Coronavirus: Laschet will Brücken-Lockdown möglichst schnell

Deutschland/Welt - Deutschland verharrt mindestens bis zum 18. April im Lockdown. Weiterhin sollen die Menschen in Deutschland die Zahl ihrer Kontakte möglichst gering halten. Die aktuellen Entwicklungen zu Sars-CoV-2 gibt es hier im Ticker.

Weiterhin gilt: "Stay Home - Life is beautiful" ("Bleib zu Hause, das Leben ist schön").
Weiterhin gilt: "Stay Home - Life is beautiful" ("Bleib zu Hause, das Leben ist schön").  © dpa/AP/Marcio Jose Sanchez

Laut der Johns-Hopkins-Universität sind seit Beginn der Pandemie 3 Millionen nachgewiesene Infektionen mit dem Erreger Sars-CoV-2 in Deutschland aufgetreten.
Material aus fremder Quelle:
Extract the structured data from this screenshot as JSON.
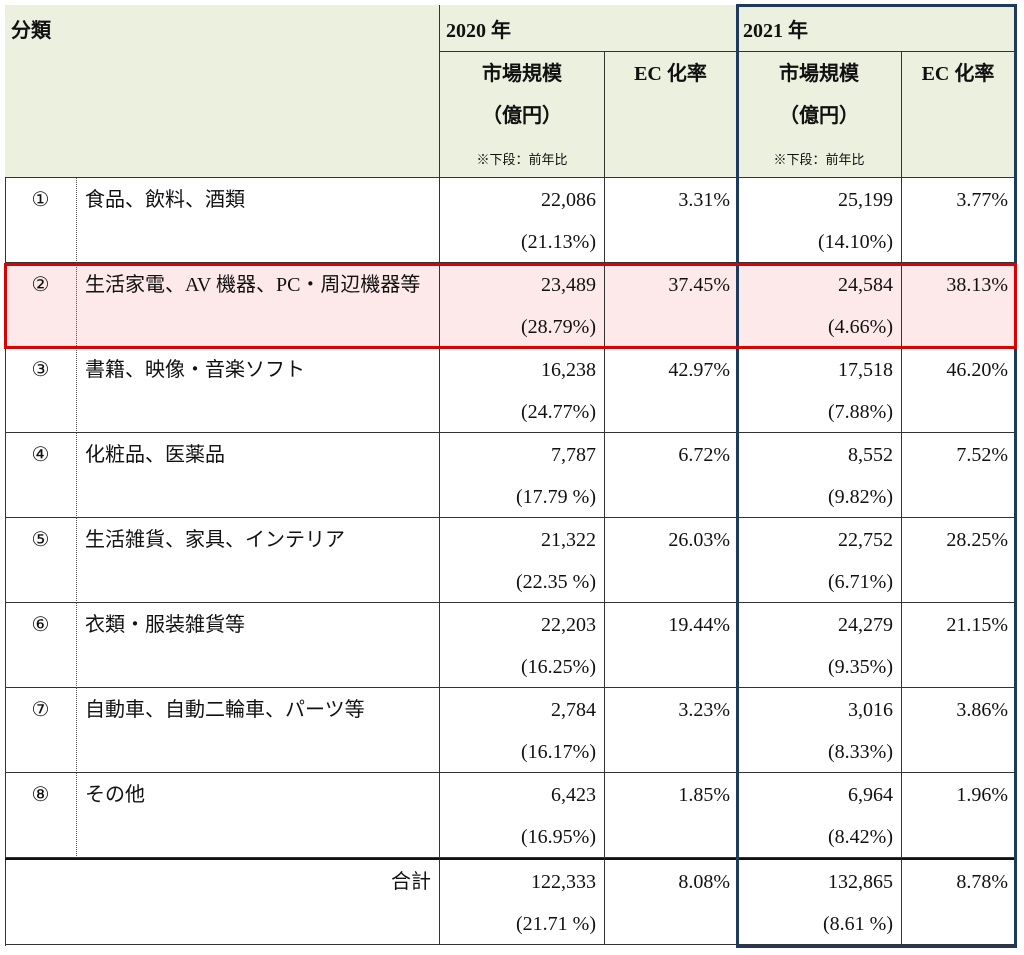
{
  "header": {
    "category": "分類",
    "year_2020": "2020 年",
    "year_2021": "2021 年",
    "market_size": "市場規模",
    "unit": "（億円）",
    "note": "※下段：前年比",
    "ec_rate": "EC 化率"
  },
  "rows": [
    {
      "no": "①",
      "category": "食品、飲料、酒類",
      "y2020": {
        "market": "22,086",
        "yoy": "(21.13%)",
        "ec": "3.31%"
      },
      "y2021": {
        "market": "25,199",
        "yoy": "(14.10%)",
        "ec": "3.77%"
      }
    },
    {
      "no": "②",
      "category": "生活家電、AV 機器、PC・周辺機器等",
      "y2020": {
        "market": "23,489",
        "yoy": "(28.79%)",
        "ec": "37.45%"
      },
      "y2021": {
        "market": "24,584",
        "yoy": "(4.66%)",
        "ec": "38.13%"
      }
    },
    {
      "no": "③",
      "category": "書籍、映像・音楽ソフト",
      "y2020": {
        "market": "16,238",
        "yoy": "(24.77%)",
        "ec": "42.97%"
      },
      "y2021": {
        "market": "17,518",
        "yoy": "(7.88%)",
        "ec": "46.20%"
      }
    },
    {
      "no": "④",
      "category": "化粧品、医薬品",
      "y2020": {
        "market": "7,787",
        "yoy": "(17.79 %)",
        "ec": "6.72%"
      },
      "y2021": {
        "market": "8,552",
        "yoy": "(9.82%)",
        "ec": "7.52%"
      }
    },
    {
      "no": "⑤",
      "category": "生活雑貨、家具、インテリア",
      "y2020": {
        "market": "21,322",
        "yoy": "(22.35 %)",
        "ec": "26.03%"
      },
      "y2021": {
        "market": "22,752",
        "yoy": "(6.71%)",
        "ec": "28.25%"
      }
    },
    {
      "no": "⑥",
      "category": "衣類・服装雑貨等",
      "y2020": {
        "market": "22,203",
        "yoy": "(16.25%)",
        "ec": "19.44%"
      },
      "y2021": {
        "market": "24,279",
        "yoy": "(9.35%)",
        "ec": "21.15%"
      }
    },
    {
      "no": "⑦",
      "category": "自動車、自動二輪車、パーツ等",
      "y2020": {
        "market": "2,784",
        "yoy": "(16.17%)",
        "ec": "3.23%"
      },
      "y2021": {
        "market": "3,016",
        "yoy": "(8.33%)",
        "ec": "3.86%"
      }
    },
    {
      "no": "⑧",
      "category": "その他",
      "y2020": {
        "market": "6,423",
        "yoy": "(16.95%)",
        "ec": "1.85%"
      },
      "y2021": {
        "market": "6,964",
        "yoy": "(8.42%)",
        "ec": "1.96%"
      }
    }
  ],
  "total": {
    "label": "合計",
    "y2020": {
      "market": "122,333",
      "yoy": "(21.71 %)",
      "ec": "8.08%"
    },
    "y2021": {
      "market": "132,865",
      "yoy": "(8.61 %)",
      "ec": "8.78%"
    }
  }
}
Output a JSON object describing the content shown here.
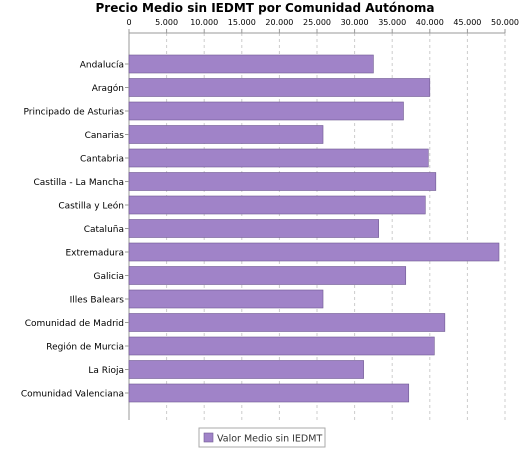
{
  "chart_data": {
    "type": "bar",
    "orientation": "horizontal",
    "title": "Precio Medio sin IEDMT por Comunidad Autónoma",
    "xlabel": "",
    "ylabel": "",
    "xlim": [
      0,
      50000
    ],
    "x_ticks": [
      "0",
      "5.000",
      "10.000",
      "15.000",
      "20.000",
      "25.000",
      "30.000",
      "35.000",
      "40.000",
      "45.000",
      "50.000"
    ],
    "x_tick_values": [
      0,
      5000,
      10000,
      15000,
      20000,
      25000,
      30000,
      35000,
      40000,
      45000,
      50000
    ],
    "x_axis_position": "top",
    "grid": true,
    "legend_position": "bottom",
    "categories": [
      "Andalucía",
      "Aragón",
      "Principado de Asturias",
      "Canarias",
      "Cantabria",
      "Castilla - La Mancha",
      "Castilla y León",
      "Cataluña",
      "Extremadura",
      "Galicia",
      "Illes Balears",
      "Comunidad de Madrid",
      "Región de Murcia",
      "La Rioja",
      "Comunidad Valenciana"
    ],
    "series": [
      {
        "name": "Valor Medio sin IEDMT",
        "color": "#a083c8",
        "values": [
          32500,
          40000,
          36500,
          25800,
          39800,
          40800,
          39400,
          33200,
          49200,
          36800,
          25800,
          42000,
          40600,
          31200,
          37200
        ]
      }
    ]
  },
  "colors": {
    "bar_fill": "#a083c8",
    "bar_stroke": "#6f5a91",
    "axis": "#999999",
    "grid": "#cccccc",
    "legend_border": "#aaaaaa"
  }
}
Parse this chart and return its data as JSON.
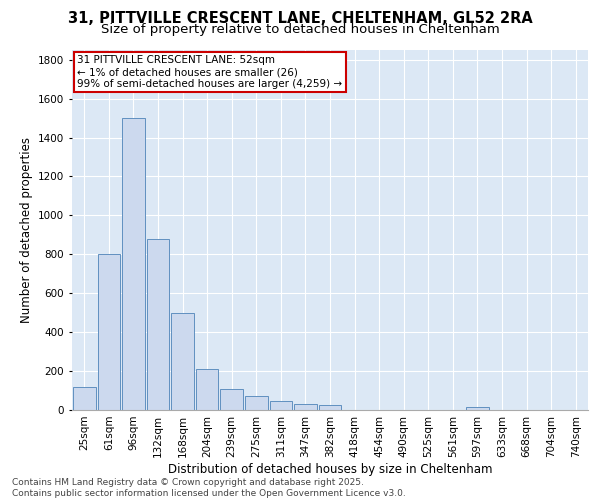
{
  "title_line1": "31, PITTVILLE CRESCENT LANE, CHELTENHAM, GL52 2RA",
  "title_line2": "Size of property relative to detached houses in Cheltenham",
  "xlabel": "Distribution of detached houses by size in Cheltenham",
  "ylabel": "Number of detached properties",
  "bar_labels": [
    "25sqm",
    "61sqm",
    "96sqm",
    "132sqm",
    "168sqm",
    "204sqm",
    "239sqm",
    "275sqm",
    "311sqm",
    "347sqm",
    "382sqm",
    "418sqm",
    "454sqm",
    "490sqm",
    "525sqm",
    "561sqm",
    "597sqm",
    "633sqm",
    "668sqm",
    "704sqm",
    "740sqm"
  ],
  "bar_values": [
    120,
    800,
    1500,
    880,
    500,
    210,
    110,
    70,
    45,
    30,
    25,
    0,
    0,
    0,
    0,
    0,
    15,
    0,
    0,
    0,
    0
  ],
  "bar_color": "#ccd9ee",
  "bar_edge_color": "#6090c0",
  "annotation_text": "31 PITTVILLE CRESCENT LANE: 52sqm\n← 1% of detached houses are smaller (26)\n99% of semi-detached houses are larger (4,259) →",
  "annotation_box_color": "#ffffff",
  "annotation_box_edge_color": "#cc0000",
  "ylim": [
    0,
    1850
  ],
  "yticks": [
    0,
    200,
    400,
    600,
    800,
    1000,
    1200,
    1400,
    1600,
    1800
  ],
  "background_color": "#dce8f5",
  "footer_line1": "Contains HM Land Registry data © Crown copyright and database right 2025.",
  "footer_line2": "Contains public sector information licensed under the Open Government Licence v3.0.",
  "title_fontsize": 10.5,
  "subtitle_fontsize": 9.5,
  "axis_label_fontsize": 8.5,
  "tick_fontsize": 7.5,
  "annotation_fontsize": 7.5,
  "footer_fontsize": 6.5
}
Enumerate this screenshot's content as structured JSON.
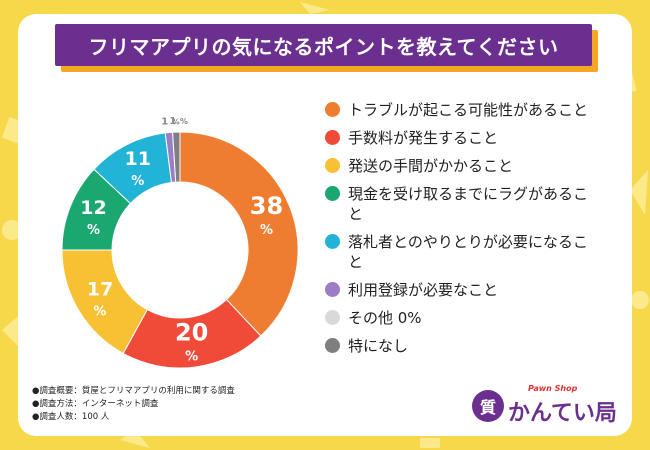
{
  "title": "フリマアプリの気になるポイントを教えてください",
  "colors": {
    "background": "#f7d84a",
    "title_bar": "#6b2f8f",
    "title_shadow": "#f5a623"
  },
  "chart_data": {
    "type": "pie",
    "style": "donut",
    "unit": "%",
    "slices": [
      {
        "label": "トラブルが起こる可能性があること",
        "value": 38,
        "color": "#ee7d31"
      },
      {
        "label": "手数料が発生すること",
        "value": 20,
        "color": "#f04a38"
      },
      {
        "label": "発送の手間がかかること",
        "value": 17,
        "color": "#f7c133"
      },
      {
        "label": "現金を受け取るまでにラグがあること",
        "value": 12,
        "color": "#1aa770"
      },
      {
        "label": "落札者とのやりとりが必要になること",
        "value": 11,
        "color": "#22b4d7"
      },
      {
        "label": "利用登録が必要なこと",
        "value": 1,
        "color": "#9b7ec7"
      },
      {
        "label": "その他",
        "value": 0,
        "color": "#d9d9d9"
      },
      {
        "label": "特になし",
        "value": 1,
        "color": "#7f7f7f"
      }
    ],
    "value_labels": [
      "38",
      "20",
      "17",
      "12",
      "11",
      "1",
      "",
      "1"
    ],
    "legend": [
      {
        "text": "トラブルが起こる可能性があること",
        "color": "#ee7d31"
      },
      {
        "text": "手数料が発生すること",
        "color": "#f04a38"
      },
      {
        "text": "発送の手間がかかること",
        "color": "#f7c133"
      },
      {
        "text": "現金を受け取るまでにラグがあること",
        "color": "#1aa770"
      },
      {
        "text": "落札者とのやりとりが必要になること",
        "color": "#22b4d7"
      },
      {
        "text": "利用登録が必要なこと",
        "color": "#9b7ec7"
      },
      {
        "text": "その他 0%",
        "color": "#d9d9d9"
      },
      {
        "text": "特になし",
        "color": "#7f7f7f"
      }
    ]
  },
  "notes": [
    "●調査概要：質屋とフリマアプリの利用に関する調査",
    "●調査方法：インターネット調査",
    "●調査人数：100 人"
  ],
  "logo": {
    "circle_text": "質",
    "sub": "Pawn Shop",
    "main": "かんてい局"
  }
}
Die tatsächliche Gesamtzahl dürfte deutlich höher liegen, da viele Infektionen nicht erkannt werden.

Mehr als 2,6 Millionen der Infizierten sollen wieder genesen sein. Insgesamt 78.402 Menschen sind hierzulande mit oder an dem Virus verstorben (Alle Datenstände: 11. April, 7.30 Uhr).

Der Sieben-Tage-Inzidenzwert beträgt laut Robert-Koch-Institut bundesweit 129,2 (Stand 11. April, 3.08 Uhr).

Weltweit gibt es 135,2 Millionen bestätigte Fälle und inzwischen mehr als 2,9 Millionen Todesfälle (Stand 11. April, 7.30 Uhr).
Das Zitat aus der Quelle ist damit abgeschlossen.